FDA OKs Tamiflu for Children 1 to 12
The use of Tamiflu for prevention of seasonal flu in children ages 1 to 12 who've had close contact with an infected person has been approved by the U.S. Food and Drug Administration.
This is the first approval given to a drug for prevention of both influenza A and B in pediatric patients. Tamiflu, an oral anti-viral drug, is already approved in the United States for treatment of adults and children 13 years and older and in children younger than 1.
In granting this latest approval, the FDA looked at the results of a study of the spread of flu in households, which involved more than 1,100 people, including 222 children ages 1 to 12.
When someone in a household was diagnosed with flu, the other family members were given either Tamiflu once a day for 10 days or received no Tamiflu at all unless they became ill with the flu.
The flu rate was 17 percent among children who received no preventative treatment with Tamiflu, compared to 3 percent among children who received the drug as a preventative measure.
The findings were similar to those seen for older children and adults in earlier studies.
U.S. Cancer Death Rate Continues to Decline
The overall cancer death rate in the United States continues to decline, according to a new U.S. National Cancer Institute biannual report.
Death rates for the four most common types of cancer -- prostate, breast, lung and colorectal -- are all declining but there is a continuing increase in women's lung cancer deaths, although it isn't rising as rapidly as before, the Associated Press reported.
There are also increasing rates of breast, prostate and testicular cancer, as well as leukemia, non-Hodgkin lymphoma, myeloma, melanoma, and thyroid, kidney and esophagus cancer, the report said.
It noted that there have been some improvements in cancer-prevention behaviors, such as reductions in smoking and consumption of fat and alcohol.
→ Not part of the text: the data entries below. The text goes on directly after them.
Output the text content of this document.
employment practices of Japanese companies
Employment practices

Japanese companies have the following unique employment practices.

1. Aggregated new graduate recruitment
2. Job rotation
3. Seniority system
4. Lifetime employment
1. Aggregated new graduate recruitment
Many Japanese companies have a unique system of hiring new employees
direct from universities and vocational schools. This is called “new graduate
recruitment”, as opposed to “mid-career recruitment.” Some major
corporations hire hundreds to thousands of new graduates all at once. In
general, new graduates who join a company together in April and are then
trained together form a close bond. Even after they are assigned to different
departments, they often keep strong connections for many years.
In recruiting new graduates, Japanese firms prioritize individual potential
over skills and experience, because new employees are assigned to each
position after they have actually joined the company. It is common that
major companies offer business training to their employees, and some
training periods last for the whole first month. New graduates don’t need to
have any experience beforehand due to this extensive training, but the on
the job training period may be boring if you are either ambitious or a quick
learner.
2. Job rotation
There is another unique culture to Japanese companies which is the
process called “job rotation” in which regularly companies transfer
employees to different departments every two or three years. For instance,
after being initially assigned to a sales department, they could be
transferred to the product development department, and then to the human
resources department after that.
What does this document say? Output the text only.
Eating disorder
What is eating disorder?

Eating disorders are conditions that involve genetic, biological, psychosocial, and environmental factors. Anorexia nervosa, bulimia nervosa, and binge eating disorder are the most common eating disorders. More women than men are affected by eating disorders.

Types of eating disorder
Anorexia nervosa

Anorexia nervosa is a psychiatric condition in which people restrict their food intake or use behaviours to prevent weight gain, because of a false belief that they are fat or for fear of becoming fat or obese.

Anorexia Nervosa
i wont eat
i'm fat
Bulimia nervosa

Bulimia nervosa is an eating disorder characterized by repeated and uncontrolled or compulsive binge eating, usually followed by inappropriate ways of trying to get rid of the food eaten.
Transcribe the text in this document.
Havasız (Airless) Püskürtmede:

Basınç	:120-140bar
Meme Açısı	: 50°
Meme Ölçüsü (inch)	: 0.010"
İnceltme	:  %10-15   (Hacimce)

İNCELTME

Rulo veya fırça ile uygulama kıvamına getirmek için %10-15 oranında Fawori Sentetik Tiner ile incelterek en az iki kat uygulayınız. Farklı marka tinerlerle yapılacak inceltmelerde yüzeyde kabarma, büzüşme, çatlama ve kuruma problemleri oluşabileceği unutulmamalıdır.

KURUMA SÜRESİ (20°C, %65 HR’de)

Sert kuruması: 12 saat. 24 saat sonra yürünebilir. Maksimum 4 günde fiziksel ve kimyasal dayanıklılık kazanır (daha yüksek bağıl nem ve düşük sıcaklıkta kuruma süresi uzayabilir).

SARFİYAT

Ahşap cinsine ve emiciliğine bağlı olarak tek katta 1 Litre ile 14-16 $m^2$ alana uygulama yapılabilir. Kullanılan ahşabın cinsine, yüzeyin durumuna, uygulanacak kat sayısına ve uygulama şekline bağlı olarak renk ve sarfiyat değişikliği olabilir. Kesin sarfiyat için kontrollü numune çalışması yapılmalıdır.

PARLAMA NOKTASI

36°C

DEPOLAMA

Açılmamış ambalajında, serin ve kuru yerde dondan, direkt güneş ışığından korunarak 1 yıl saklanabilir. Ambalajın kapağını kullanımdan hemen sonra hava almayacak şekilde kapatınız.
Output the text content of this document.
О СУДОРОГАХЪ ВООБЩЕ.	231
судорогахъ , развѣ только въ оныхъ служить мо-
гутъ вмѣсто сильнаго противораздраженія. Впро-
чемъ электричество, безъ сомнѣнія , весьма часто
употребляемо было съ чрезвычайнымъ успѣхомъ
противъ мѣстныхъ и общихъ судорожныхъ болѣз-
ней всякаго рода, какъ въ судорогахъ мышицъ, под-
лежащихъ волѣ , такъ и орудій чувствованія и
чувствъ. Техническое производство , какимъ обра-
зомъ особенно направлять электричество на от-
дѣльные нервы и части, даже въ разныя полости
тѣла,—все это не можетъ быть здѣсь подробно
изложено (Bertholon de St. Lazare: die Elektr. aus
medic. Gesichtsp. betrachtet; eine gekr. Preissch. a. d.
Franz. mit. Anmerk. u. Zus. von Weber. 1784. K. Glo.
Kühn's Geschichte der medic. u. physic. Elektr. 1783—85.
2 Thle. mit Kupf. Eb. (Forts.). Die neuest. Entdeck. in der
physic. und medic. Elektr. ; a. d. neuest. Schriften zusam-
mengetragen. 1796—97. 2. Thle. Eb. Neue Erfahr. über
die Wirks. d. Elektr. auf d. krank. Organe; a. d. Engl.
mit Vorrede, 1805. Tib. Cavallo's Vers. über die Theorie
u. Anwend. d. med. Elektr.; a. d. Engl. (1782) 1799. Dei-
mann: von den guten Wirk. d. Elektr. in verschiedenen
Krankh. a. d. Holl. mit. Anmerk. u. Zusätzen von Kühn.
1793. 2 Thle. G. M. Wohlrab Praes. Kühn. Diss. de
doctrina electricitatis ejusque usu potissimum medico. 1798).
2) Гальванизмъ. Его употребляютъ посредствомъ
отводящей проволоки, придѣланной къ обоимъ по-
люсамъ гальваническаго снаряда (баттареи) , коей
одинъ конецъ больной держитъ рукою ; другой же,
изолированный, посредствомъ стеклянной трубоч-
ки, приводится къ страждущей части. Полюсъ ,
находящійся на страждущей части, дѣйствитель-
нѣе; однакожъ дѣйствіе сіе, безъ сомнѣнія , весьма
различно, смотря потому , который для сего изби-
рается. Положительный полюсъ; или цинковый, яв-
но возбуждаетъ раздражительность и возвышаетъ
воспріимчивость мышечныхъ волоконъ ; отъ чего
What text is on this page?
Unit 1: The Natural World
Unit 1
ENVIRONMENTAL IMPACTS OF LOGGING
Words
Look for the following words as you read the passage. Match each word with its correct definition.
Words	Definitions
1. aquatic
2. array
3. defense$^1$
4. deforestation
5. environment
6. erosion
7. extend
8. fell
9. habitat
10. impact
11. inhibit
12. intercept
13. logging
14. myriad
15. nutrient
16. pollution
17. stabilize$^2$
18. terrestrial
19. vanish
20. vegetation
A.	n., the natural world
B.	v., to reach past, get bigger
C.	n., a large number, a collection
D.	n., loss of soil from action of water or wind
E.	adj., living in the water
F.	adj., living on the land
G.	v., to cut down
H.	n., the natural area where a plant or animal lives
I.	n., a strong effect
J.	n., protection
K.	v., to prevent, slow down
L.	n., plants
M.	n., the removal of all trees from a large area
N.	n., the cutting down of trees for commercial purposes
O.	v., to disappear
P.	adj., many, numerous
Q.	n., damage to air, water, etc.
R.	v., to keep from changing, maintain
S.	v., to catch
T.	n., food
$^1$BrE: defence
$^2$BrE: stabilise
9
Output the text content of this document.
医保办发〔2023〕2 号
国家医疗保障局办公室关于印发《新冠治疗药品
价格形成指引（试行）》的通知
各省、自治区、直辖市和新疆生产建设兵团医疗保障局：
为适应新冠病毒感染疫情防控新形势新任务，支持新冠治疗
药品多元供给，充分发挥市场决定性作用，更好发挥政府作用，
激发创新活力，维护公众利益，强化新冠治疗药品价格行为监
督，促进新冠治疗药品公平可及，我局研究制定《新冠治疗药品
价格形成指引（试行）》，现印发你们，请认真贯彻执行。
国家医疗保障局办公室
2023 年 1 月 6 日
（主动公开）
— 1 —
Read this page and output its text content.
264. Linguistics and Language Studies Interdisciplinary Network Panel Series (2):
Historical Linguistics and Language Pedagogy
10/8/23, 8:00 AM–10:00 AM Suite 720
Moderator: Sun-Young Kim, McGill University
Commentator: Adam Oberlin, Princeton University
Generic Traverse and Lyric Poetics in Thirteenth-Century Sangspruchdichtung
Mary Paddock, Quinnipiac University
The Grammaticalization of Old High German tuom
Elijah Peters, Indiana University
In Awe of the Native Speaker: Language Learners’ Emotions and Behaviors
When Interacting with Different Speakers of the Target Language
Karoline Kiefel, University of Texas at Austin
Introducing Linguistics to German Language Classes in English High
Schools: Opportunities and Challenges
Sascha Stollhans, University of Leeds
Smoking by youths has been on the decline since 1997, the AP reported.
Among the report's other findings -- screening for colorectal cancer remains low; blacks and poorer people have the highest rates of both newly diagnosed cancers and cancer deaths; and people are getting slightly better at protecting themselves against the sun.
Alistair Cooke's Remains Illegally Harvested: Report
The body of "Masterpiece Theatre" host Alistair Cooke was removed before cremation and some of his bones sold for reconstructive surgery, said U.S. investigators looking into the trafficking of human body parts.
Cooke, who died March 30, 2004, was among dozens of dead people whose body parts were harvested at one or more New York funeral homes without the permission of the families, CanWest News Service reported.
Police said that New Jersey-based tissue recovery firm Biomedical Tissue Services, Inc. falsified documents to indicate that permission had been granted by the families. The company is also alleged to have made other changes to documents.
For example, in Cooke's case false documents showed he was 85 and healthy when he died. In truth, he was 95 and died of lung cancer, which had spread to his bones, CanWest reported.
The use of bones from people that age is discouraged, and offering cancerous bones for medical procedures is a violation of U.S. Food and Drug Administration rules, the report said.
It's possible that Cooke's bones may have been used for different kinds of orthopedic procedures or even for dental implants.
So far, police have not charged anyone in connection with the body part trafficking scheme.